According to CoStar, rents will likely continue to decrease through the first quarter of 2025, but then they expect stability and rent growth above 2%. Also, renters are becoming more price-conscious, and the high-end appears to be suffering the most.
Due to Berkeley’s desirability and stable demand (thanks to the university, local food scene, and general quality of life), investors in rental housing have also begun stepping back into the market. We are doing much better than neighboring markets, such as Oakland. The key disconnect is still seller price expectations, as the market has reset significantly from the boom years of 2021-2022.
Looking ahead, I don’t expect any drastic changes. Buyers are looking for properties that make sense. And, with interest rates in the 5-6% range, that means higher cap rates.
Operations (and Legislative) Trends
The noose of rent control continues to tighten. Evicting tenants continues to get harder and to take longer. The state has added additional time for tenants to respond when an eviction is filed and tenants are now even more strongly encouraged to get legal counsel (which you are paying for). This has caused the price of getting a tenant out (in both dollars and time) to skyrocket, even when the owner is totally in the right.
Tenant attorneys have been negotiating waivers of back rent, payments to tenants to move, and requiring neutral references (so the problem can be passed on to the next
owner — and the attorney can be hired once again).
Owner requirements for documentation have now increased when it comes to security deposits. In general, you must carefully document the damage, both with photos, and with other documentation. Although these practices are not too different from what you should have been doing, the burden of proof for deducting funds from a security deposit has now squarely fallen onto the property owner.
Insurance continues to be a major issue and cost for owners. Hopefully, the legislature has gotten the message and insurance will once again become more competitive. However, I would not expect rates to fall substantially from where they are now. Construction costs have skyrocketed and litigation costs continue to increase. But at least coverage will be available and that should help mitigate costs.
Looking forward to 2025
I’m cautiously optimistic about the year ahead.

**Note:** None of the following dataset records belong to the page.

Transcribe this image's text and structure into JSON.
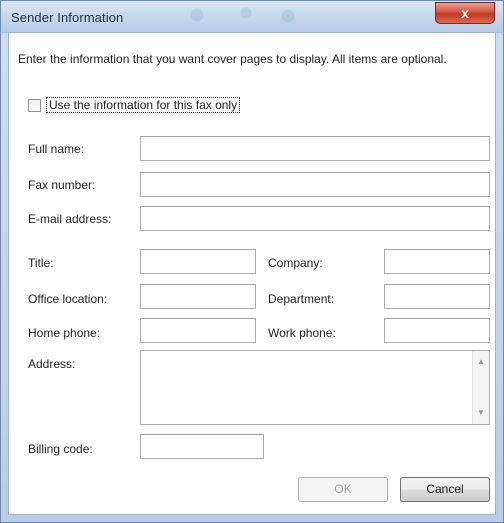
{
  "window": {
    "title": "Sender Information",
    "close_glyph": "x"
  },
  "description": "Enter the information that you want cover pages to display. All items are optional.",
  "checkbox": {
    "label": "Use the information for this fax only",
    "checked": false
  },
  "labels": {
    "full_name": "Full name:",
    "fax_number": "Fax number:",
    "email": "E-mail address:",
    "title": "Title:",
    "company": "Company:",
    "office_location": "Office location:",
    "department": "Department:",
    "home_phone": "Home phone:",
    "work_phone": "Work phone:",
    "address": "Address:",
    "billing_code": "Billing code:"
  },
  "values": {
    "full_name": "",
    "fax_number": "",
    "email": "",
    "title": "",
    "company": "",
    "office_location": "",
    "department": "",
    "home_phone": "",
    "work_phone": "",
    "address": "",
    "billing_code": ""
  },
  "buttons": {
    "ok": "OK",
    "cancel": "Cancel"
  },
  "icons": {
    "close": "close-icon",
    "scroll_up": "scroll-up-arrow-icon",
    "scroll_down": "scroll-down-arrow-icon"
  },
  "colors": {
    "title_bar": "#c7d9ee",
    "close_button": "#d6533f"
  }
}
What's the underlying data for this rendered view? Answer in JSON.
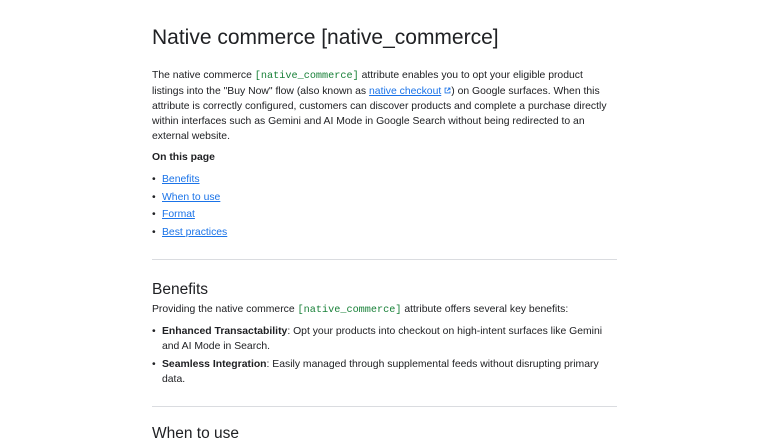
{
  "title": "Native commerce [native_commerce]",
  "intro": {
    "part1": "The native commerce ",
    "code": "[native_commerce]",
    "part2": " attribute enables you to opt your eligible product listings into the \"Buy Now\" flow (also known as ",
    "link": "native checkout",
    "part3": ") on Google surfaces. When this attribute is correctly configured, customers can discover products and complete a purchase directly within interfaces such as Gemini and AI Mode in Google Search without being redirected to an external website."
  },
  "toc": {
    "heading": "On this page",
    "items": [
      "Benefits",
      "When to use",
      "Format",
      "Best practices"
    ]
  },
  "benefits": {
    "heading": "Benefits",
    "intro_part1": "Providing the native commerce ",
    "intro_code": "[native_commerce]",
    "intro_part2": " attribute offers several key benefits:",
    "items": [
      {
        "term": "Enhanced Transactability",
        "text": ": Opt your products into checkout on high-intent surfaces like Gemini and AI Mode in Search."
      },
      {
        "term": "Seamless Integration",
        "text": ": Easily managed through supplemental feeds without disrupting primary data."
      }
    ]
  },
  "next_heading": "When to use",
  "icons": {
    "external_link": "external-link-icon"
  },
  "colors": {
    "link": "#1a73e8",
    "code": "#188038",
    "divider": "#dadce0",
    "text": "#202124"
  }
}
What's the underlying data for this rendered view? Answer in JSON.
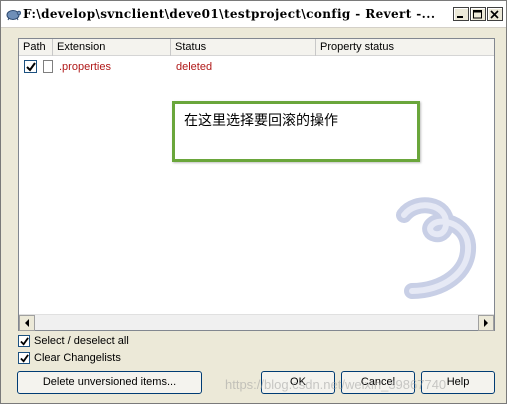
{
  "window": {
    "title": "F:\\develop\\svnclient\\deve01\\testproject\\config - Revert -...",
    "minimize_icon": "minimize-icon",
    "maximize_icon": "maximize-icon",
    "close_icon": "close-icon"
  },
  "listview": {
    "columns": [
      "Path",
      "Extension",
      "Status",
      "Property status"
    ],
    "rows": [
      {
        "checked": true,
        "path": "",
        "extension": ".properties",
        "status": "deleted",
        "property_status": ""
      }
    ]
  },
  "annotation": {
    "text": "在这里选择要回滚的操作",
    "border_color": "#6aa63b"
  },
  "options": {
    "select_all": {
      "label": "Select / deselect all",
      "checked": true
    },
    "clear_changelists": {
      "label": "Clear Changelists",
      "checked": true
    }
  },
  "buttons": {
    "delete_unversioned": "Delete unversioned items...",
    "ok": "OK",
    "cancel": "Cancel",
    "help": "Help"
  },
  "watermark": "https://blog.csdn.net/weixin_39867740",
  "colors": {
    "status_deleted": "#b01818",
    "accent_border": "#003c74"
  }
}
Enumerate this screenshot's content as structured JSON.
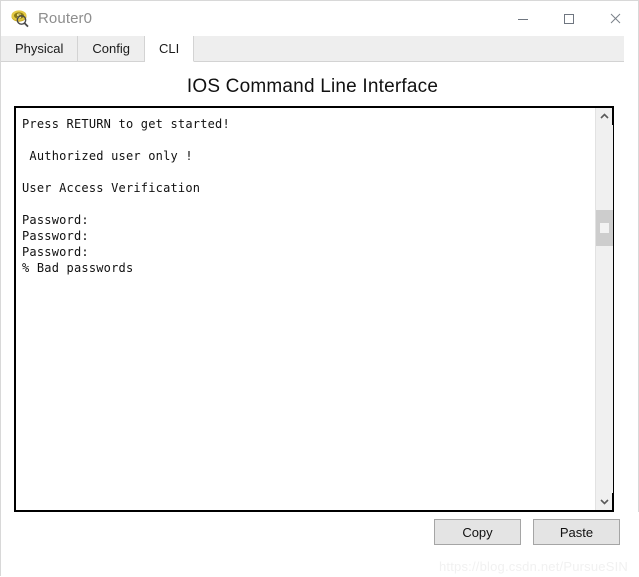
{
  "window": {
    "title": "Router0",
    "icon": "packet-tracer-device-icon",
    "controls": {
      "minimize": "minimize-icon",
      "maximize": "maximize-icon",
      "close": "close-icon"
    }
  },
  "tabs": [
    {
      "label": "Physical",
      "active": false
    },
    {
      "label": "Config",
      "active": false
    },
    {
      "label": "CLI",
      "active": true
    }
  ],
  "heading": "IOS Command Line Interface",
  "terminal": {
    "lines": [
      "Press RETURN to get started!",
      "",
      " Authorized user only !",
      "",
      "User Access Verification",
      "",
      "Password:",
      "Password:",
      "Password:",
      "% Bad passwords"
    ],
    "text": "Press RETURN to get started!\n\n Authorized user only !\n\nUser Access Verification\n\nPassword:\nPassword:\nPassword:\n% Bad passwords",
    "scrollbar": {
      "up_arrow": "chevron-up-icon",
      "down_arrow": "chevron-down-icon",
      "thumb_top_percent": 23,
      "thumb_height_percent": 10
    }
  },
  "footer": {
    "copy_label": "Copy",
    "paste_label": "Paste",
    "watermark": "https://blog.csdn.net/PursueSIN"
  },
  "colors": {
    "tabstrip_bg": "#eeeeee",
    "active_tab_bg": "#ffffff",
    "terminal_border": "#000000",
    "button_bg": "#e4e4e4",
    "title_text": "#8e8e8e",
    "scroll_thumb": "#cdcdcd"
  }
}
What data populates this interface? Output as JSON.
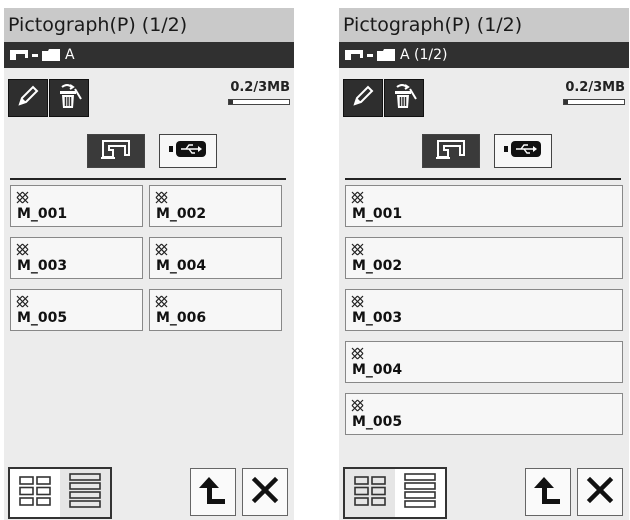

Based on the recent elections, including recalls, it is my hope that we’ve hit peak ‘progressive’ politics and that might allow us to negotiate saner housing policies going forward. The sound defeat of Prop 33, and the probable passage of Prop 34 should hopefully send a message to legislators that the people do not want these extreme policies (one can hope, anyway).
Although the rent board continues to be an extreme tenant protection organization, rather than what it was originally intended to be (an enforcement mechanism for rent control laws), I do hope the city council will start to see them for what they are (a very biased organization) and not continue to accept their recommendations as necessarily good for Berkeley housing policy. It is our job to help on this front.
My recommendations going into next year:
- Try to stay out of the legal system. Work things out with your tenants if you can. The legal system, as currently structured, is strongly against you. So, best to let common sense prevail, even if it costs you a little.
- Document everything. Keep detailed records of all tenant communications to ensure you can defend against any challenges.
- Keep your property maintained. Habitability is a very common defense, both in eviction claims and rent increase disputes. Make sure your properties meet standards for safety, cleanliness, and overall livability. Berkeley has an increased scrutiny of landlord responsibilities, so it is incumbent upon you to meet their standards.
In the end, despite the challenges we’ve faced and the unpredictable nature of the market, there’s a lot to look forward to in 2025. Make sure you become familiar with
the new laws and requirements that are going into effect in 2025 and utilize the resources of BPOA. Berkeley’s multifamily housing market is evolving, and with it, opportunities will continue to emerge.